Sur la portée du recours A.2.1. Tant le Conseil des ministres que le Gouvernement wallon font valoir que même s'il se limite à attaquer trois dispositions du décret wallon du 27 novembre 1997, le recours semble bien tendre à l'annulation d'autres dispositions, et en particulier des articles 279 à 283 du même « nouveau » C.W.A.T.U.P., tels qu'ils ont été insérés par un arrêté du Gouvernement wallon du 5 mars 1998. Ces dispositions, qui ont fait l'objet d'un arrêt de suspension n° 47.949 prononcé le 3 juillet 1998 par la XIIIème chambre des référés du Conseil d'Etat, sont de nature réglementaire et non législative, en sorte qu'à défaut de confirmation par un décret, la Cour n'est pas compétente pour statuer sur leur constitutionnalité ou leur légalité.

Il y a donc lieu d'examiner le recours uniquement en ce qu'il tend à l'annulation des articles 1er et 19 du décret du 27 novembre 1997, qui rendent applicable, à partir du 1er mars 1998, un nouvel article 11 au C.W.A.T.U.P. A.2.2. Les parties requérantes rétorquent qu'elles ne demandent pas l'annulation des articles 279 à 283 du C.W.A.T.U.P., même s'il est incontestable que l'annulation des dispositions décrétales emportera l'annulation ultérieure desdites dispositions réglementaires.

Quant au fond A.3. Deux moyens sont pris à l'appui du recours en annulation dont le premier est divisé en deux branches.

Sur le premier moyen A.4.1. La première branche du premier moyen est prise de la violation des règles répartitrices de compétences et en particulier des articles 1er, 39 et 134 de la Constitution, combinés avec les articles 6, § 1er, I et VI, 10 et 19 de la loi spéciale du 8 août 1980 de réformes institutionnelles et avec le principe de la loyauté fédérale, en ce que l'article 11 du nouveau C.W.A.T.U.P. prévoit que seront agréées, selon les critères et une procédure arrêtés par le Gouvernement wallon, les personnes physiques ou morales, privées ou publiques qui peuvent être chargées de l'élaboration ou de la révision des schémas, des plans d'aménagement, des règlements d'urbanisme ou des permis de lotir, alors que, par une telle procédure d'agrément, il est porté atteinte à la compétence exclusive de l'autorité fédérale de régler les conditions d'accès à la profession et les conditions d'exercice de celle-ci; qu'en particulier, seule l'autorité fédérale est compétente pour arrêter les conditions d'exercice de la profession d'arpenteur, de géomètre-expert immobilier ou de géomètre-expert juré.

A.4.2. Le Conseil des ministres se réfère à la sagesse de la Cour quant à cette première branche.
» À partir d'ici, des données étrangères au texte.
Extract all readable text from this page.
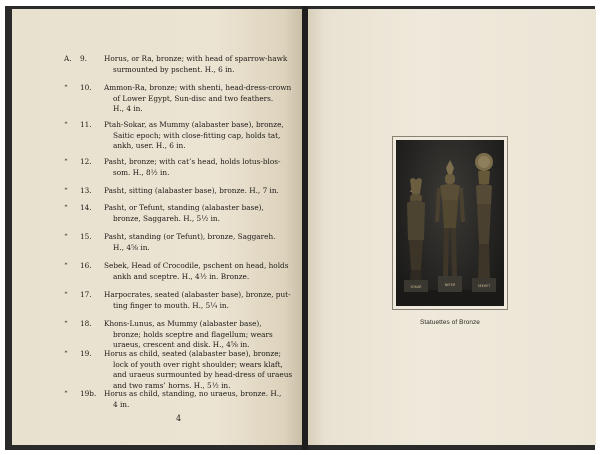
A. 9.	Horus, or Ra, bronze; with head of sparrow-hawk
surmounted by pschent. H., 6 in.
“ 10.	Ammon-Ra, bronze; with shenti, head-dress-crown
of Lower Egypt, Sun-disc and two feathers.
H., 4 in.
“ 11.	Ptah-Sokar, as Mummy (alabaster base), bronze,
Saitic epoch; with close-fitting cap, holds tat,
ankh, user. H., 6 in.
“ 12.	Pasht, bronze; with cat’s head, holds lotus-blos-
som. H., 8½ in.
“ 13.	Pasht, sitting (alabaster base), bronze. H., 7 in.
“ 14.	Pasht, or Tefunt, standing (alabaster base),
bronze, Saggareh. H., 5½ in.
“ 15.	Pasht, standing (or Tefunt), bronze, Saggareh.
H., 4⅝ in.
“ 16.	Sebek, Head of Crocodile, pschent on head, holds
ankh and sceptre. H., 4½ in. Bronze.
“ 17.	Harpocrates, seated (alabaster base), bronze, put-
ting finger to mouth. H., 5¼ in.
“ 18.	Khons-Lunus, as Mummy (alabaster base),
bronze; holds sceptre and flagellum; wears
uraeus, crescent and disk. H., 4⅝ in.
“ 19.	Horus as child, seated (alabaster base), bronze;
lock of youth over right shoulder; wears klaft,
and uraeus surmounted by head-dress of uraeus
and two rams’ horns. H., 5½ in.
“ 19b. Horus as child, standing, no uraeus, bronze. H.,
4 in.
4
SOKAR	NEFER	SEKHET
Statuettes of Bronze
A.4.3. Le Gouvernement wallon fait valoir que la compétence conférée aux régions par l'article 6, § 1er, 1°, de la loi spéciale du 8 août 1980 inclut celle de prévoir le principe de l'agrément des auteurs de projets concernant la confection ou la révision des plans, des schémas, des règlements ou des permis de lotir et, partant, de fixer les critères et la procédure de cet agrément.

La disposition litigieuse n'a pas en elle-même pour objet de fixer les conditions d'accès à une quelconque profession.

Elle n'arrête pas davantage les conditions dans lesquelles la profession de géomètre peut et doit être exercée : le moyen manque donc en fait.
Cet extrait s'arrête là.